[WikiEN-l] Re: transliteration is stupider

Daniel Mayer maveric149 at yahoo.com
Thu Nov 21 18:41:04 UTC 2002


On Thursday 21 November 2002 12:44 am, Toby Bartels wrote:
> NPOV, of course, has nothing to do with this (despite what Lir says).
> As you know, NPOV doesn't mean the majority point of view.
> It means presenting every point of view in a manner fair to it.

Key words "in a manner fair to it". In my world view what is most "fair" in 
terms of NPOV is to express majority opinions as majority opinions and 
minority ones as minority. This also affects the amount of text we give to 
any particular opinion in an article. So majority opinions get majority time. 
Therefore if something is known by a particular name by the great majority of 
English speakers we should reflect this fact in our choice of what to name 
the article. So yes, NPOV does most certainly apply.

> A truly NPOV title would be [[The city known to its residents as
> "München" but commonly called "Munich" in English,
> and which some people argue that we should talk about
> in an article entitled "München" becuase <blah blah blah>
> but which others argue that we should talk about
> in an article entitled "Munich" because <yada yada yada>]].
> But we can't do this, so we pick one or the other.
> Either is an equally POV choice (since the majority POV
> is as much a POV as going to the original name is),
> which is why we use naming *conventions* instead.

Either is /not/ equally POV. See above. And the description of things go into 
the articles themselves, not in titles so that anti-argument is no argument 
at all. 

> Under the current plan we also have to delve into linguistic usage
> (not *wars* that I can see, but I don't anticipate those in any case),
> to decide which usage is most common.  That's an issue of linguistic usage.

Eh? Finding out what most English speakers actually use is much easier than 
having to research what the residents of where the term is derived use it. 
Their language evolves too, just like ours. Should we use what they call the 
term now, back when the term was coined or some arbitrary date inbetween? 
There will also be different spellings and different use of diacriticals to 
deal with, not to mention competing terms. How in the world can an 
English-only speaker sort this out? The proposed plan is asking way too much 
and the more I argue about it the more I am convinced that it would be a very 
very bad thing to do. 

> I don't know about Lir, but I don't propose such a thing,
> because "mammal" is a common noun, not a proper noun.
> I certainly don't want to change all of our article titles
> back to Proto-Indo-European ^_^!

Well that is the road we will be heading down if this convention takes hold. I 
for one will fight tirelessly to stop this from happening. Already there is a 
continuum of opinion on how such a convention would work; Lir on the extreme 
"all anglicization is bad" end, you in the middle and Ec on the more liberal 
and IMO sane side. 

> >There is also
> >article rankings by Google to take into consideration: Articles that have
> > the searched-for name in the title are ranked higher. Why should we
> > purposely reduce article rankings and therefore reduce the reach of our
> > content?
>
> This is definitely the best point that I've seen so far.
> You can tell, because I don't have any response to it ^_^!
> I'll have to think about that.

The "Google question" is an important point to consider.

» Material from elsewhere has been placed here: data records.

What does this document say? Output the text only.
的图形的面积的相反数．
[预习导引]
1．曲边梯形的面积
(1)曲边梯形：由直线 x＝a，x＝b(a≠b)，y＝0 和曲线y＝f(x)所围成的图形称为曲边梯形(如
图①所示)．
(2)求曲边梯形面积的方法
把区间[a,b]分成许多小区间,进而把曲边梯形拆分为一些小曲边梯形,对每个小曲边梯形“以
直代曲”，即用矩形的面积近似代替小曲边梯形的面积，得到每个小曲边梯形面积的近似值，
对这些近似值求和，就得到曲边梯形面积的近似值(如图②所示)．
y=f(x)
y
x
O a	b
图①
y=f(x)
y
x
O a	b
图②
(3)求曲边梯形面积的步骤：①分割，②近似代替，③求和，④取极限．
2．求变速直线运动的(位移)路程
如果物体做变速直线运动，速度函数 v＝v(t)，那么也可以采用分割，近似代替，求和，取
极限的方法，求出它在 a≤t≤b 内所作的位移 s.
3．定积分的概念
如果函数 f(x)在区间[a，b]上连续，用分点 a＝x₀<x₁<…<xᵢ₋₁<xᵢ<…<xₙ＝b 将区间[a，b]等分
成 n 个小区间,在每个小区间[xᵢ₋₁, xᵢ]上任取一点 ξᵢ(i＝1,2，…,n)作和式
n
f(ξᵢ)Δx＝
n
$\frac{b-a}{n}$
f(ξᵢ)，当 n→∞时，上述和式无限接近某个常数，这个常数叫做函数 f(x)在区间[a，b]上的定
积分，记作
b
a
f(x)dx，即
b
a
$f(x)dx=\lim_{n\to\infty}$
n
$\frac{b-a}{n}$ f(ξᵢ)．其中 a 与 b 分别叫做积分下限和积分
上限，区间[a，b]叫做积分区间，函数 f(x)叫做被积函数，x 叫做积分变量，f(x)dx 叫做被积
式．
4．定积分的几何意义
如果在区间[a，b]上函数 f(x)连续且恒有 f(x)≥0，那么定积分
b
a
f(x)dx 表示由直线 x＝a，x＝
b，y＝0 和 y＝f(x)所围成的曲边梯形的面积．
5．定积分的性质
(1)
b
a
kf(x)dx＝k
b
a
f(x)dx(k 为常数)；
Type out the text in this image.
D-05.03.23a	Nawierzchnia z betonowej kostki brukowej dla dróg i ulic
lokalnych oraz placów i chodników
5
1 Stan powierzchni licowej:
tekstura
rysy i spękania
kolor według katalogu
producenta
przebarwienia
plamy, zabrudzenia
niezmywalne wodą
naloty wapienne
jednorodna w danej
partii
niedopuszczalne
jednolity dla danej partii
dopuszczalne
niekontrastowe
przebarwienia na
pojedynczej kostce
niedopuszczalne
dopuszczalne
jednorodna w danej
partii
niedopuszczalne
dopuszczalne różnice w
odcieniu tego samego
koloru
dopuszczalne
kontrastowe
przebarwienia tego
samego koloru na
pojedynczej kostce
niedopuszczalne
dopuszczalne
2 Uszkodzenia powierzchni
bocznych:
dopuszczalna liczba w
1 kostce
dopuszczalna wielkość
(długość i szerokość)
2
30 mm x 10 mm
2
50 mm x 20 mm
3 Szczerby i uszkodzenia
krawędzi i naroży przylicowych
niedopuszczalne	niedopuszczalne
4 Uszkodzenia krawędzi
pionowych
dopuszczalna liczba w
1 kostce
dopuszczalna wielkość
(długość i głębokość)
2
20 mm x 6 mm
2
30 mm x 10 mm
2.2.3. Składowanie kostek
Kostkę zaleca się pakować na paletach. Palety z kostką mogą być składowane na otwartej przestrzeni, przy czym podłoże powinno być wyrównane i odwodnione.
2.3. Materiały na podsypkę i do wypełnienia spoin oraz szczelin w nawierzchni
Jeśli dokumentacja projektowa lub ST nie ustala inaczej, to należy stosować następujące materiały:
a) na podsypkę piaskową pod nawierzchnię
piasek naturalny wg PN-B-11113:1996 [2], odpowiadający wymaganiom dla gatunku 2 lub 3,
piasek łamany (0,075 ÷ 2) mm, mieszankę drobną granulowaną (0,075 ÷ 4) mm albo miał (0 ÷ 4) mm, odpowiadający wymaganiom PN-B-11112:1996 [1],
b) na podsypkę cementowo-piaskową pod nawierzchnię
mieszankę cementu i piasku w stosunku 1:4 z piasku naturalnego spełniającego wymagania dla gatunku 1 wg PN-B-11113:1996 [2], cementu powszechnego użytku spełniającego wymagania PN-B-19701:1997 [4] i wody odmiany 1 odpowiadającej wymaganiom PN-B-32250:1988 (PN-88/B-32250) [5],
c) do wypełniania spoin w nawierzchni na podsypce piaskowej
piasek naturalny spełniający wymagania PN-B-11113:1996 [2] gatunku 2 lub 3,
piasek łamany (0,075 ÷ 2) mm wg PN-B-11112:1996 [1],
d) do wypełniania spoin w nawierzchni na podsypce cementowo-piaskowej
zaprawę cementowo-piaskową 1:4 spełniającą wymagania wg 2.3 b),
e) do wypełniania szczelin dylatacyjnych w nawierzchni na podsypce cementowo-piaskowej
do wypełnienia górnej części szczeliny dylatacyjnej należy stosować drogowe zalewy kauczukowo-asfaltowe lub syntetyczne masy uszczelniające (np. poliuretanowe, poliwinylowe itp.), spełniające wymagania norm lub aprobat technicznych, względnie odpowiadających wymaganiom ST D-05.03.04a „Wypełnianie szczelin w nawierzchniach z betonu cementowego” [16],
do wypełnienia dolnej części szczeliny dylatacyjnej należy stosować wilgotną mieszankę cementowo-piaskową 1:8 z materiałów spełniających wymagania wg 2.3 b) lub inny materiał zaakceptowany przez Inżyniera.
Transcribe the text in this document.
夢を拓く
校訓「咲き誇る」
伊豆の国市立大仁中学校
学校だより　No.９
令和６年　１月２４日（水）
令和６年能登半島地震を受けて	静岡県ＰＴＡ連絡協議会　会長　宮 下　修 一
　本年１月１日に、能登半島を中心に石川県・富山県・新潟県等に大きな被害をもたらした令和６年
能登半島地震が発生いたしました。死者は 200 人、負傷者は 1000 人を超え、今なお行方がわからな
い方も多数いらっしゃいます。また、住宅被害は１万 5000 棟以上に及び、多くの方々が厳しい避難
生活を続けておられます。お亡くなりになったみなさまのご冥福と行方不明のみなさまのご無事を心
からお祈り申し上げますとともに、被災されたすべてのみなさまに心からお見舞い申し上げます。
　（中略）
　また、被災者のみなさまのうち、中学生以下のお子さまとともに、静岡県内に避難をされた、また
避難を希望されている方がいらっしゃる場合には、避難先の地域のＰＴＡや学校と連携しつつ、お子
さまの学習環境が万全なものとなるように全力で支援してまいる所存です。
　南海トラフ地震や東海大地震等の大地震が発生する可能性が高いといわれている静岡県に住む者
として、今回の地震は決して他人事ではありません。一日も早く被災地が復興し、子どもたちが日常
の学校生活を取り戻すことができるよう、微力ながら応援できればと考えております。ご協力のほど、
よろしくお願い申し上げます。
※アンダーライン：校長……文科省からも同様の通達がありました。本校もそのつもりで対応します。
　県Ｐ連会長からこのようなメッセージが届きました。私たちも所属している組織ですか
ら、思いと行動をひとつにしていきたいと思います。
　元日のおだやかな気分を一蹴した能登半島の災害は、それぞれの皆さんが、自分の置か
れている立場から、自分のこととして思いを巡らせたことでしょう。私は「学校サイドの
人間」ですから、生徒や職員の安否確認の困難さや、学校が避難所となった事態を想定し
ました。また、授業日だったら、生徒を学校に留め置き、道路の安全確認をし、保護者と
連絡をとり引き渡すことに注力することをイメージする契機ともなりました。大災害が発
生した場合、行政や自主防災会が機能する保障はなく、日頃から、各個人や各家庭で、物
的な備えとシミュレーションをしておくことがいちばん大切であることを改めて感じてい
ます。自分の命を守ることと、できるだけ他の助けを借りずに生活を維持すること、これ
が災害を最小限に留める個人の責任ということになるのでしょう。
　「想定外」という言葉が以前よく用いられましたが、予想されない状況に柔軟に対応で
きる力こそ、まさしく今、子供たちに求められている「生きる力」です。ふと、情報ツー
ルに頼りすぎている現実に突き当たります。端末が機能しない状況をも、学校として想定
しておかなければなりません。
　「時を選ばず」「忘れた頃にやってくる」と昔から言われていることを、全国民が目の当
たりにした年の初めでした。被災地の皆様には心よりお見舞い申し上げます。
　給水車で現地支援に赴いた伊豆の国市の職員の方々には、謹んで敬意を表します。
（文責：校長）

Below are some questions that you haven't answered yet to my recollection.:
1) There is also the fact that the proposed change absolutely requires the use 
of a technological fix to work (namely redirects). How is it less complicated 
when redirects are absolutely required? Not to mention the fact that the 
current display of redirects is rather ugly after following them. To fix this 
would require yet another technological fix.
2) Google's language tools can be used as an objective measure of widest usage 
whereas the proposed plan depends on subjective choices between different 
more native transliterations and language sets. 
3) How is it more NPOV when it shuns widest English usage for a minority 
naming scheme? 
4) What about the audience: How is it more useful for them to use words they 
can't pronounce, spell or are familiar with? 
6) What about the writers: How is it more useful for them to have articles 
that they can't link to directly (or at all when redirects are not made)? 
Also, most English speakers do not know how to make the more elaborate 
diacrtic marks with their keyboard. So they will have to copy and paste to 
make direct links. How is that at all user-friendly?
7) How would the proposed system not cause a chilling effect by favoring 
titles that most English speakers don't know? Remember: "Otherwise somebody 
will come by later and move the article and probably chide the original 
author for their Anglo-centric based ignorance." Just because you won't do 
it, doesn't mean that others will be so nice.